Und so ist ihr anderes Ziel auch ein persönliches: „Ich möchte den Glauben in den Familien beleben“, betont Pagel.

Die Ordination von Silja Pagel findet corona-bedingt nicht in der Evangelischen Friedenskirche, sondern in der katholischen Pfarrkirche St. Peter in Merzig, Propsteistraße 1, statt. Der Gottesdienst beginnt um 15 Uhr. Da die Plätze begrenzt sind, ist eine Voranmeldung beim Evangelischen Gemeindeamt notwendig: Tel. 06861-6295, Mail: merzig@ekir.de.

 

Hintergrund:

In der Evangelischen Kirche im Rheinland (EKiR) können ehrenamtlich und beruflich Mitarbeitende nach landeskirchlichen Vorbereitungskursen ordiniert und in den Dienst der Prädikantin oder des Prädikanten berufen werden.

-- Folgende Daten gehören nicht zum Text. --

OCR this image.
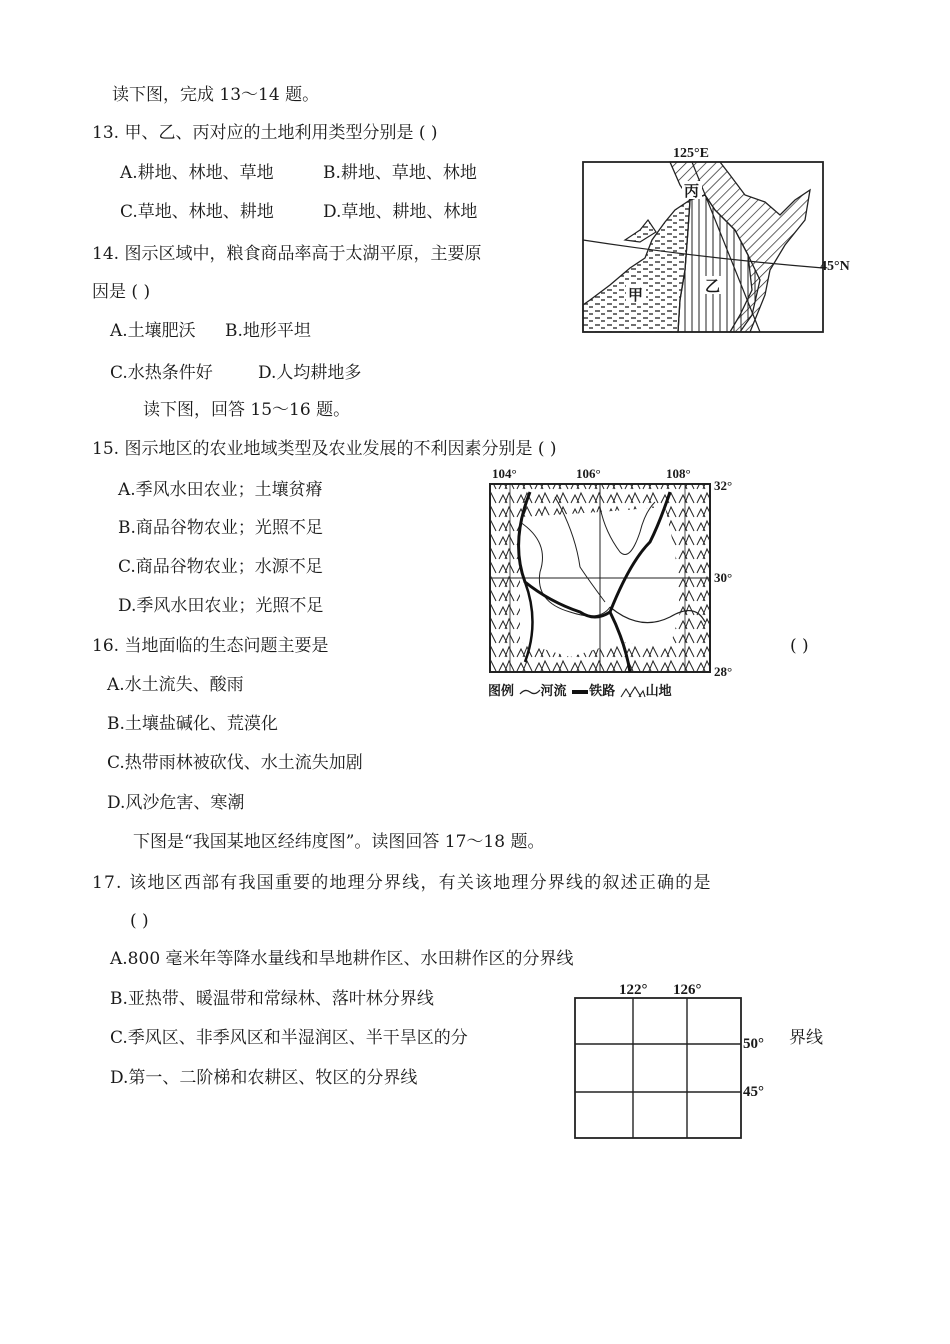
读下图，完成 13～14 题。
13. 甲、乙、丙对应的土地利用类型分别是 ( )
A.耕地、林地、草地	B.耕地、草地、林地
C.草地、林地、耕地	D.草地、耕地、林地
14. 图示区域中，粮食商品率高于太湖平原，主要原
因是 ( )
A.土壤肥沃 B.地形平坦
C.水热条件好	D.人均耕地多
125°E
45°N
丙
乙
甲
读下图，回答 15～16 题。
15. 图示地区的农业地域类型及农业发展的不利因素分别是 ( )
A.季风水田农业；土壤贫瘠
B.商品谷物农业；光照不足
C.商品谷物农业；水源不足
D.季风水田农业；光照不足
104°	106°	108°
32°
30°
28°
图例 河流 铁路 山地
16. 当地面临的生态问题主要是	( )
A.水土流失、酸雨
B.土壤盐碱化、荒漠化
C.热带雨林被砍伐、水土流失加剧
D.风沙危害、寒潮
下图是“我国某地区经纬度图”。读图回答 17～18 题。
17. 该地区西部有我国重要的地理分界线，有关该地理分界线的叙述正确的是
( )
A.800 毫米年等降水量线和旱地耕作区、水田耕作区的分界线
B.亚热带、暖温带和常绿林、落叶林分界线
C.季风区、非季风区和半湿润区、半干旱区的分	界线
D.第一、二阶梯和农耕区、牧区的分界线
122° 126°
50°
45°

Neben der Gabe der Wortverkündigung sollen Prädikantinnen und Prädikanten über eine ausreichende Allgemeinbildung und biblische Kenntnisse verfügen sowie Verständnis für theologische Fragen zeigen und sich im kirchlichen Leben bewährt haben.
Sie hießen in der EKiR bis Anfang 2004 „Predigthelfer" oder „Predigthelferin“, heute hat sich die Bezeichnung Prädikantin oder Prädikant durchgesetzt.

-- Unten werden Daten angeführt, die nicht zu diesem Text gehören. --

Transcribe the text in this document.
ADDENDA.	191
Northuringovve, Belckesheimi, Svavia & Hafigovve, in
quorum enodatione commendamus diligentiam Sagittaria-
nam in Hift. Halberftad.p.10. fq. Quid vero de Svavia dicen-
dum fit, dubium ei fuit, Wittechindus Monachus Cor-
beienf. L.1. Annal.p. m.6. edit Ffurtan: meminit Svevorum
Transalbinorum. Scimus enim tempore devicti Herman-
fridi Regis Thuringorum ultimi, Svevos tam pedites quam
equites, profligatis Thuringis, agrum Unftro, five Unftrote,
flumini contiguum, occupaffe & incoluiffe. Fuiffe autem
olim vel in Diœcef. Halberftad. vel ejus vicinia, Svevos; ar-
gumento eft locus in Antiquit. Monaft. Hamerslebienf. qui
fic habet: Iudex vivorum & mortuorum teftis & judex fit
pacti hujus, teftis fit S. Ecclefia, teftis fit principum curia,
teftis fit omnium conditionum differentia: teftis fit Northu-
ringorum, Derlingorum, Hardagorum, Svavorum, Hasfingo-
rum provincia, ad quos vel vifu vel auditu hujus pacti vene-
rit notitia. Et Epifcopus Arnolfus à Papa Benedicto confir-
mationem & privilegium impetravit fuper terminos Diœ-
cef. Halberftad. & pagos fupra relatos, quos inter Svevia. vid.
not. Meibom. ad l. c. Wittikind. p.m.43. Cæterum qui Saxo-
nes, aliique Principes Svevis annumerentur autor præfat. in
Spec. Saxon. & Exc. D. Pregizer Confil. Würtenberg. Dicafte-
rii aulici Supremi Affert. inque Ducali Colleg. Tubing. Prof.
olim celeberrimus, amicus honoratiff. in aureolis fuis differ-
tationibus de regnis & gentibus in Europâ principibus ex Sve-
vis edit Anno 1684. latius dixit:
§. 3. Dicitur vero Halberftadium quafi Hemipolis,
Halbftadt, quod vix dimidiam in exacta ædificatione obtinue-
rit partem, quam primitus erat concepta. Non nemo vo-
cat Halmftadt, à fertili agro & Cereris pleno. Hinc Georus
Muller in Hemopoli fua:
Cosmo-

Sie kommen aus allen Altersgruppen, Berufen und sozialen Schichten und tun ihren Dienst im strikten Sinne ehrenamtlich. Dabei tragen sie in der Ausübung ihres Predigtdienstes ebenso wie die Pfarrerinnen und Pfarrer den Talar.

Im Saarland gibt es auf dem Gebiet des Kirchenkreisverbands An der Saar aktuell 30 Prädikantinnen und Prädikanten.